In two other relatively large studies performed in the North of Norway, capsules of 20 000 IU (500 µg) vitamin D3 or placebo were given twice weekly for 6 months to healthy Norwegians with s-25(OH)D levels <50 nmol/L, but the intervention did not improve HbA1c.25 We did not identify any other randomized studies of the effect of vitamin D on fructosamine. The lack of effect on fructosamine is nevertheless consistent with the lack of effect on HbA1c and on fasting glucose seen in other studies21 since fructosamine also reflects aspects of glucose metabolism.
Results from systematic reviews of RCTs of vitamin D on lipids show a lack of effect of vitamin D on total cholesterol, LDL-cholesterol, and HDL-cholesterol which was clearly consistent with our study.13 ,26 Also, our updated meta-analysis of recent trials similar to ours supported the lack of effect of vitamin D on serum total cholesterol in healthy adults (confer electronic supplementary material). A consistent lack of effect of vitamin D on serum lipids was also found in a 12-month study among Pakistani immigrants in Copenhagen, Denmark.27
A recently conducted review of RCTs on either vitamin D plus calcium or only vitamin D, and reporting effects on adiposity outcomes including BMI, concluded that current evidence from RCTs did not consistently support the contention that calcium and vitamin D accelerated weight or fat loss in obesity.28 Also, von Hurst et al conducted a randomized controlled study in 81 women of South Asian origin living in New Zealand and aged 23–68 years to 6 months of supplementation with 100 µg/day of vitamin D or placebo and stated that there was no significant effect on BMI. In accordance with other RCTs, we did not find any effect of vitamin D supplementation on BMI.29 ,30 Our updated meta-analysis on BMI clearly showed that there was no indication on an effect of vitamin D on BMI in healthy adults (see online electronic supplementary material).
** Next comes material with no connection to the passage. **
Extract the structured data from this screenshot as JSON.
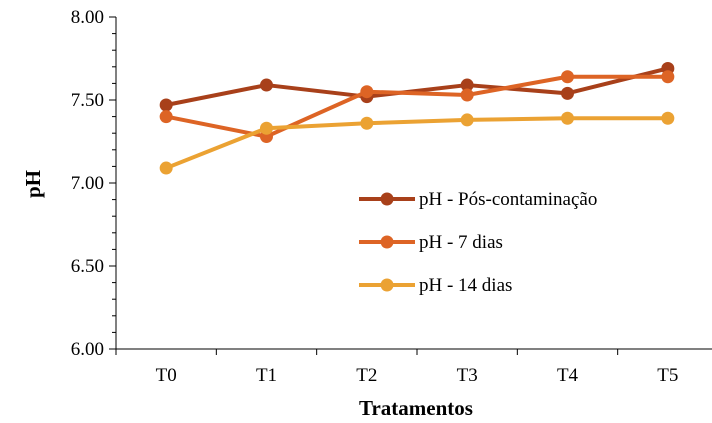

In our study, both doses of vitamin D supplementation were sufficient to raise s-25(OH)D concentration significantly compared with the placebo group, but ≥50 nmol/L was not reached in 43% (25 μg supplementation group) and 62% (10 μg supplementation group).
The existing literature on the effect of vitamin D on the end points included in our study did not identify any effects even when higher doses (even above 100 µg/day) and longer duration (up to 12 months) of treatment with vitamin D were used. Thus, we believe that the lack of effect in our study would not change with another regime of vitamin D treatment.
In conclusion, in healthy adults with an immigrant background low in vitamin D, supplementation with vitamin D3 during 16 weeks did not improve HbA1c, fructosamine, lipid profiles, and BMI. Our literature review and updated meta-analysis showed that the lack of effect of vitamin D on these end points in healthy adults was consistent and corroborated by other similar studies.